Now we’re building kinship.

It’s been six years since students from the Native American Longhouse Eena Haws worked with the city of Corvallis to become among the first in Oregon, along with Portland, to observe Indigenous Peoples Day. 

The second Monday of October is now a regular celebration at Oregon State, with participation from Oregon’s nine tribes and national speakers. 

“We’ve been growing and increasing attendance every year,” says Luhui Whitebear, Assistant Director of the Native American Longhouse.

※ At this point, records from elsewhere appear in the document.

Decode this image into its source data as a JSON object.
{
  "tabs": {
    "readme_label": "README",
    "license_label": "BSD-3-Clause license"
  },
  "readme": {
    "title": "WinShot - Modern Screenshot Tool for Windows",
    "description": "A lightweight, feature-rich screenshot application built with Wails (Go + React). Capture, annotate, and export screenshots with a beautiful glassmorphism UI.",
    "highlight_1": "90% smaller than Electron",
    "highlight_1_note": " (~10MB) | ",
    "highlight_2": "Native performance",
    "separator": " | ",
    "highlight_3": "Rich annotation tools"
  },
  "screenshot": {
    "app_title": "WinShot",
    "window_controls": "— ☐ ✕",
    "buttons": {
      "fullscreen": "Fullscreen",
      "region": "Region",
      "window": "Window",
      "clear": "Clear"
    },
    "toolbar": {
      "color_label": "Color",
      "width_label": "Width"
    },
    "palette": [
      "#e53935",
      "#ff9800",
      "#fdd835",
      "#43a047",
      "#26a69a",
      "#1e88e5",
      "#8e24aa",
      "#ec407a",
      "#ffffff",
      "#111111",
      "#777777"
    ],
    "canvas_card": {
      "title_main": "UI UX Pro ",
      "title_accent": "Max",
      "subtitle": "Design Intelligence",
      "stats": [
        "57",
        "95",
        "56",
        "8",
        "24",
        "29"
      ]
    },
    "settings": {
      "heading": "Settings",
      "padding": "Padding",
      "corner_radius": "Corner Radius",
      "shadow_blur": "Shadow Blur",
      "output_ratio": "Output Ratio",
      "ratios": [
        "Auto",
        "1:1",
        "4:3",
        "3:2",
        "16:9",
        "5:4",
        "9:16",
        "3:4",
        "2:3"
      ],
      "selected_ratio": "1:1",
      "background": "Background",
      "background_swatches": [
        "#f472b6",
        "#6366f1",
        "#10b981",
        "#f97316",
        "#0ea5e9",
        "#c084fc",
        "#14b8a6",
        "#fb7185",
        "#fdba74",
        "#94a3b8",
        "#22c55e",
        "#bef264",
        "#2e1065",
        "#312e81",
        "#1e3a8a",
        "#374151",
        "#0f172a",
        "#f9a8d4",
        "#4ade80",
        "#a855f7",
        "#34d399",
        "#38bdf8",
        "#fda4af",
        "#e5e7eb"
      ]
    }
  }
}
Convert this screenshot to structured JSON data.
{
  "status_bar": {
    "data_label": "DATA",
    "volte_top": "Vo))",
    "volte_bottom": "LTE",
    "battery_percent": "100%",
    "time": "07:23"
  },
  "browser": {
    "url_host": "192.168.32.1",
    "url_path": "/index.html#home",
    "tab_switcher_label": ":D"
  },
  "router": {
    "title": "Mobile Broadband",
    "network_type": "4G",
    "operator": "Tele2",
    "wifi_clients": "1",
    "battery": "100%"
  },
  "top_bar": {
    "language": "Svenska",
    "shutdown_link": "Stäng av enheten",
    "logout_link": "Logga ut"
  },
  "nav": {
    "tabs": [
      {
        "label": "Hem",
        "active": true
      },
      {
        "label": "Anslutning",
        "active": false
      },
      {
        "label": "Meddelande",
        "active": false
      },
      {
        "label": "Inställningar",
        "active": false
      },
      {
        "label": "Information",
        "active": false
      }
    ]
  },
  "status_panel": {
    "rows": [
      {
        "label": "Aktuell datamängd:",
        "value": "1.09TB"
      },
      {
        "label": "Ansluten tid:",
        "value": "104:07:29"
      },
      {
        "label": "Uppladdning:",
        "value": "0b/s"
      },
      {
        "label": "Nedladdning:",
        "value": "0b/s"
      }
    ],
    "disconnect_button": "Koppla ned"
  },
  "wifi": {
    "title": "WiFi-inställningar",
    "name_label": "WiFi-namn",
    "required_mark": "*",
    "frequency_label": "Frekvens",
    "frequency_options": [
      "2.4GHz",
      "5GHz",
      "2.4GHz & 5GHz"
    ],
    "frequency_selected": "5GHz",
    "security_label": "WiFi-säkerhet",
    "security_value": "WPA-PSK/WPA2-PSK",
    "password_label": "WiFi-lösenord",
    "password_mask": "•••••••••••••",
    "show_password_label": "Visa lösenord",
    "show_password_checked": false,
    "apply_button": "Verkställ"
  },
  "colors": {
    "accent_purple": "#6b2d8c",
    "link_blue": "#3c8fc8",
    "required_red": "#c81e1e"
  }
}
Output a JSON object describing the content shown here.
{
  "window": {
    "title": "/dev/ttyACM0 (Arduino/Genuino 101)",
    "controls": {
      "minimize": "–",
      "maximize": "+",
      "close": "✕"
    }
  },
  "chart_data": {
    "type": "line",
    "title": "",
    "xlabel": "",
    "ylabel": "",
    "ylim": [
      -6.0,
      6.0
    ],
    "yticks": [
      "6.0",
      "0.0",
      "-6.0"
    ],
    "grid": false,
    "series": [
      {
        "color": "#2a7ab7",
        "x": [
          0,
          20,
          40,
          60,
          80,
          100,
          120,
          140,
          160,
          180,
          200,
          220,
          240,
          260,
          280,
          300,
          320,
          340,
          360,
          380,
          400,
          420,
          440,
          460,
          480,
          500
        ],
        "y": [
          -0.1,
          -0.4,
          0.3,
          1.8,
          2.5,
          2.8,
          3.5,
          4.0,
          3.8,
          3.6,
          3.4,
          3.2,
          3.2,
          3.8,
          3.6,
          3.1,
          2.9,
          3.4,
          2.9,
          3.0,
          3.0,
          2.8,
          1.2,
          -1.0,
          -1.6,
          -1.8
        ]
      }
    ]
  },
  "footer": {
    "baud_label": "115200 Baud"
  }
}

These efforts set an example that was followed by other cities, then the state of Oregon in recognizing Indigenous Peoples Day in 2017. And although the state has never officially observed Columbus Day, a movement is spreading to end the hurtful celebration of European explorers that began the violent history of colonial oppression.

The most recent observance of Indigenous Peoples Day was virtual, due to the COVID-19 pandemic, which allowed for even greater participation in workshops for students, staff and faculty. Members of the university community shared what they learned with programs, groups and in living-learning settings.

After a year of widespread demonstrations for racial justice, participation in Indigenous Peoples Day gives Whitebear hope for tackling systemic problems.

“It shows a desire for change,” she says. 

As part of the virtual celebration, the longhouse hosted a Facebook livestream event, From Allyship to Kinship: Building Strategic and Structural Change by Centering BIPOC Voices and Bodies. Andrew Jolivette, a professor of ethnic studies at the University of California, San Diego, spoke about how colonists tried to strip away the self-determination of people of color. 

“We are connected by history,” he says. “Inequality continues today but has led to a moment of convergence. We are witnessing another awakening in social change. We need kinship, not performative solidarity.”

Commemorations like Indigenous Peoples Day remain valuable as cultural celebrations and teachable moments. But as with Black Lives Matter and Idle No More, they must be more than just hashtags, slogans or annual events. 

They must drive steady progress toward an anti-racist institution.